Let the government charge the parties who want court cases adjudicated and contracts and verdicts enforced, instead of taxpayers in general who never get inside a court except on jury duty.

Cut down on enforcement costs by creating a federal sales tax, payable at the cash register. Anyone who wants to avoid taxation can simply do without stuff.

A daily national lottery would generate tons of revenue, if it were worked right. California has lotteries that were supposed to generate revenue for education, but there’s a lack of transparency, and the revenue didn’t necessarily go where it was supposed to. Also, prizes of 100 million dollars are almost obscene; a thousand prizes of $100,000 each would increase everyone’s odds by a factor of 1,000 and provide a significant boost to a winner’s welfare without the problems attendant on a fabulous windfall (such as relatives appearing out of nowhere, right behind the tax collectors). A thousand days of a thousand non-repeating winners per day would give a boost to a million citizens, percolating up into the economy instead of trickling down.
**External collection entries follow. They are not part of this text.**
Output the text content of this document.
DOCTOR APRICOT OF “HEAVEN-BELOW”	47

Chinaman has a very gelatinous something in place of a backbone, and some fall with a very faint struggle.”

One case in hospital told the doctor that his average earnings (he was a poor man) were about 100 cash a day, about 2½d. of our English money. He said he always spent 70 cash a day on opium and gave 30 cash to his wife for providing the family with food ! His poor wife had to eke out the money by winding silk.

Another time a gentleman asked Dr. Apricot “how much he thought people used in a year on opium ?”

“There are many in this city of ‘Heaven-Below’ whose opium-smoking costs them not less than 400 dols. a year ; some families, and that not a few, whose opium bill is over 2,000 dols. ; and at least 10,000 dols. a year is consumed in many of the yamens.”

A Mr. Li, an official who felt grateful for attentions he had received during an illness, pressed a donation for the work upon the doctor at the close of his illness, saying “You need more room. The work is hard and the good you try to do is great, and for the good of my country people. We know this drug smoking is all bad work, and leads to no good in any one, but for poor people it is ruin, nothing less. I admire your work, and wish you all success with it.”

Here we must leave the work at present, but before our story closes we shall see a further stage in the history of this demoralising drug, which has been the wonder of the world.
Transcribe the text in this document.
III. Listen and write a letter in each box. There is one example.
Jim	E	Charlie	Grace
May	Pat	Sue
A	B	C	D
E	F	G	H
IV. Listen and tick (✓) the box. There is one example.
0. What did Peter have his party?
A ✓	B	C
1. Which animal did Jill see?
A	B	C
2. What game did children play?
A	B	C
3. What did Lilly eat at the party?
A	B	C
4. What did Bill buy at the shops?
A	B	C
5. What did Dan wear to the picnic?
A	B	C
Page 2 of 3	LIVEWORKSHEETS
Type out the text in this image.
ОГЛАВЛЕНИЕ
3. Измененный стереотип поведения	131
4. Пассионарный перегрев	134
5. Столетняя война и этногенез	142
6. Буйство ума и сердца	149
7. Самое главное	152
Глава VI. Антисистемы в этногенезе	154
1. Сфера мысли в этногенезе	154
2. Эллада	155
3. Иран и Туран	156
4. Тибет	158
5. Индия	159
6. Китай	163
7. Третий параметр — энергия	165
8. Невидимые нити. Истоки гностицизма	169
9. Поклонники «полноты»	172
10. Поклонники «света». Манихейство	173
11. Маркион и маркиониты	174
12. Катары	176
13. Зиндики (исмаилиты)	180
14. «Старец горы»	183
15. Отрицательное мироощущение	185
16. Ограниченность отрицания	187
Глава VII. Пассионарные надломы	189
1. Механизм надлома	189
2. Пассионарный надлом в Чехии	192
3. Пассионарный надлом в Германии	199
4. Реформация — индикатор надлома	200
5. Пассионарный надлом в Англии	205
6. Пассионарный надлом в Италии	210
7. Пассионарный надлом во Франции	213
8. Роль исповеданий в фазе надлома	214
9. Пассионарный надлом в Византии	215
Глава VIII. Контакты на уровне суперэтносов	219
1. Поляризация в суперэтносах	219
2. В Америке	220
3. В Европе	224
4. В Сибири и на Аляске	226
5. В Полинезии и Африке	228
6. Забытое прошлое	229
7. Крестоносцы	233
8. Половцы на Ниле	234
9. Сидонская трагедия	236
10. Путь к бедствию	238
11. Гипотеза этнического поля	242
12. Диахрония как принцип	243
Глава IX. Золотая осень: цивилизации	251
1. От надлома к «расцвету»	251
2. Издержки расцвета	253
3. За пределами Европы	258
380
Of course these ideas are only half-baked, but the basic ingredient, keeping Congress’ hands off our earnings, aligns with traditions going back to the founding of the country. It has to be better than Aid to Dependent Children, and that made it through both houses and into law.

If a temporary income tax cut works for 95% of the population, let’s build on it; over the next eight years, lessen government’s dependence on income taxes to exclude all of everyone’s earned income, permanently, by constitutional amendment. Then we’ll see this country take off!